Title: The Unmentioned
Characters: Sylar, Peter Petrelli
Rating: PG
Warnings: None
Word count: 700
Setting: The Wall
Summary: Peter has begun beating on the wall in preference to talking or hanging out. Sylar is bored, so he decides to recount the acquisition of his various abilities. Peter thinks he's leaving out something important.


"I was terrified for the third one." Sylar sat on the loading dock, legs hanging over the edge as he idly watched Peter uselessly pound at the brick wall with a sledgehammer. "Well, terrified might not be the right word, but I was really nervous. Anxious is too mild. I was afraid I'd get caught, that it would go wrong, that the fact that I was doing this meant I was wrong, forever, and I was really fucked up by how okay that was with me. It felt like … like I was finally admitting to a truth I'd been denying for too long." He laced his arms through the metal pipe railing and leaned against it, listening to Peter's staccato hammer blows for a few moments.

"You see," Sylar went on, "the first time was all about need. I was overwhelmed, in a hurry, and I didn't know if I'd ever get the chance again. The second time … well, it's complicated, but basically it was greed. I wanted to show off and I wanted to do it a second time, with witnesses this time, and get away with it. Somehow I knew that would make the first time okay – for other people to know, and for it not to matter to them. Maybe it did – I don't know, but it made me sick. I hated myself after that. Really, truly hated myself. I never used his power. I didn't like it. It was a stupid ability. No finesse.

"Not that the third power was all that great either. It was the ability to control insects." Sylar waved a hand derisively. "Theoretically, it allowed me to summon or repel them, direct them to do my bidding, that kind of thing." He frowned. "It was nice not to have to worry about mosquitos anymore. I suppose I could have used it to attack people, but I preferred being more direct for that sort of thing. Or if I was going to be indirect, then I still wanted it to be in a way that showed I was in control, like I'd outsmarted them. I was superior. I knew that. I wanted them to know that. Having them bitten to death by a cloud of beetles lacked a certain … panache." He sighed, staring off into the distance as he contemplated his preferences in ending lives.

The lack of regular hammer strokes jerked him back to the moment. Peter was looking at him. "Do you realize," the empath began, "that you haven't told me anything about the people you took those powers from?" Sylar silently recounted what he'd said. Peter went on, "And this last one - not whether they were male or female, young or old, rich or poor, race, religion, what they were wearing, where it happened – not anything?"

"That's … not important?"

Peter snorted. "Maybe it was a guy, 23 or 22 years old, mixed race, longish brown hair with a scraggly beard, always eats TV dinners because he's the youngest of eleven kids of a black ex-marine widower and he never learned to cook for himself. He has the long hair because his dad was a freak about the opposite so now that's the guy's idea of personal freedom. He lives by himself in a tiny apartment because he dropped out of college and that's all he can afford, and he works a couple blocks away as a clerk in a convenience store."

Sylar blinked at him, wondering where such a bout of creativity had come from, then recalling Peter was the day-dreamer of the family.

"My point is, you mention nothing about who your victim was as a human being, Sylar!

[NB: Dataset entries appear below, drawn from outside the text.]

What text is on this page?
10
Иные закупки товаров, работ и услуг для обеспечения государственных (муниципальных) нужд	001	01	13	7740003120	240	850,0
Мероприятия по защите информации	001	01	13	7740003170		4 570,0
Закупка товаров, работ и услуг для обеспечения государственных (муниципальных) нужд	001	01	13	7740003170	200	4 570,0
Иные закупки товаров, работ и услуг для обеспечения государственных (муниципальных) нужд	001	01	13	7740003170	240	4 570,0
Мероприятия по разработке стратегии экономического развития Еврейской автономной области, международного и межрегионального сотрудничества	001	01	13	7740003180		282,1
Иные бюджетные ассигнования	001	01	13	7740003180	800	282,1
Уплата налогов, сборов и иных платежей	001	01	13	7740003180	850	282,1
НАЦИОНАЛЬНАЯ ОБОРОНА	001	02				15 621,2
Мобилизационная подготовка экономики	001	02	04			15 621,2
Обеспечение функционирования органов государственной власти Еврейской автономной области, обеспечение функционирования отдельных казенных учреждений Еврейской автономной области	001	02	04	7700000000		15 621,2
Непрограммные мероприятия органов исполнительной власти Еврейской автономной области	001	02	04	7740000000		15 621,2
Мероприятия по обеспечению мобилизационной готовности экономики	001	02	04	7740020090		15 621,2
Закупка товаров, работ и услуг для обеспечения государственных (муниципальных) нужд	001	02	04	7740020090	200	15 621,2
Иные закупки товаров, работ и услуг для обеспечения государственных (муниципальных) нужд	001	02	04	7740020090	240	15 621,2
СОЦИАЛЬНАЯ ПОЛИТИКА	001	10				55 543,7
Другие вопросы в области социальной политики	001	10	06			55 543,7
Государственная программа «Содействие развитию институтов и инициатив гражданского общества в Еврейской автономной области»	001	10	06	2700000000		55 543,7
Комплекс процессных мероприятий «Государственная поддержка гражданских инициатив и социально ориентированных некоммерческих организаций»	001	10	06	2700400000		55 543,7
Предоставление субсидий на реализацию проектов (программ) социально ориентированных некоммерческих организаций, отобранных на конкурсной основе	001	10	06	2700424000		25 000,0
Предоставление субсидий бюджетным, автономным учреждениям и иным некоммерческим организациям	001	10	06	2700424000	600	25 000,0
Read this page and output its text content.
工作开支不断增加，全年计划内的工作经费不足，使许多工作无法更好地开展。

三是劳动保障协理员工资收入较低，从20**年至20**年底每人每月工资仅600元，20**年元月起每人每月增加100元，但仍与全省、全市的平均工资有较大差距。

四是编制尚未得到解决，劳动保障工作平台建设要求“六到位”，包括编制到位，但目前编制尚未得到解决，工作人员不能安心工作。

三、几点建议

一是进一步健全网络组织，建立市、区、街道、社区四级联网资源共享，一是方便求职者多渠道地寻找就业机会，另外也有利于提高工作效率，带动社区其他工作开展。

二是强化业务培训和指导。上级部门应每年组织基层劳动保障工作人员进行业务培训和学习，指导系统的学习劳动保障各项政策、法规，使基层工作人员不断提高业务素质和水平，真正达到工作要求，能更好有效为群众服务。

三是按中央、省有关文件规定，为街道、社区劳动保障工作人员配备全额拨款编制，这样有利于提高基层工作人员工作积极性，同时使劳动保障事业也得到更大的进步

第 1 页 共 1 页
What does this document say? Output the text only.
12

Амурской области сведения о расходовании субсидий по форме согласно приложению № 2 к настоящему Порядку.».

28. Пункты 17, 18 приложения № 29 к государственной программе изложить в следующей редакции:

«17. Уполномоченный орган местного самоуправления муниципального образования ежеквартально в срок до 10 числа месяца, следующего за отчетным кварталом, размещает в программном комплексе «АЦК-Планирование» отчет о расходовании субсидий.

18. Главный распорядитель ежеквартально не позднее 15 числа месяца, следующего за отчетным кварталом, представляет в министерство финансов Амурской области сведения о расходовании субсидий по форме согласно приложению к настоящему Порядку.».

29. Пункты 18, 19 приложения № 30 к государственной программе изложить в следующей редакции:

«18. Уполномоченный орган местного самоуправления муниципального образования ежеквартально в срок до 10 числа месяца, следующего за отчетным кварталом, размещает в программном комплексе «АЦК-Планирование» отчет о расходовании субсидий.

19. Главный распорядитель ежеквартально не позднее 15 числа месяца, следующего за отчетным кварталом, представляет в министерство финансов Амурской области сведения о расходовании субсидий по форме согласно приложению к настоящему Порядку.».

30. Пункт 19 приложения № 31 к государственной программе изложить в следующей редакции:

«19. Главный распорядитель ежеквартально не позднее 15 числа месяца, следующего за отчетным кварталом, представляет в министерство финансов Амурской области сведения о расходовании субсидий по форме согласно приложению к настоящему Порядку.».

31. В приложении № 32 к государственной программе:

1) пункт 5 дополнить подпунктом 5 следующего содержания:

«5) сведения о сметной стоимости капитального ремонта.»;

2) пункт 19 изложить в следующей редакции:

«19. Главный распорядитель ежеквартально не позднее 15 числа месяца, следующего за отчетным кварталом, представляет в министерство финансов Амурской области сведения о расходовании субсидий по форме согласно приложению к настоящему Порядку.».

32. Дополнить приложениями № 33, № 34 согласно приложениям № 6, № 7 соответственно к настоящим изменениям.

You murdered someone and all you tell me about them was the ability you got."

"Wait." Sylar glanced down, face loosening in wonder. "Matt Parkman said something like that to me. I told him the abilities had consumed me – they defined me. And he said … that we're people first."

"We're people first, second, and last, Sylar. With or without my ability, I can be a hero. And so can you." Peter turned back to the brick and resumed swinging. Sylar didn't argue. He had a lot to think about. He rested his chin on his folded hands where they were curled around the metal pipe railing and watched as Peter worked at his self-imposed Sisyphean task.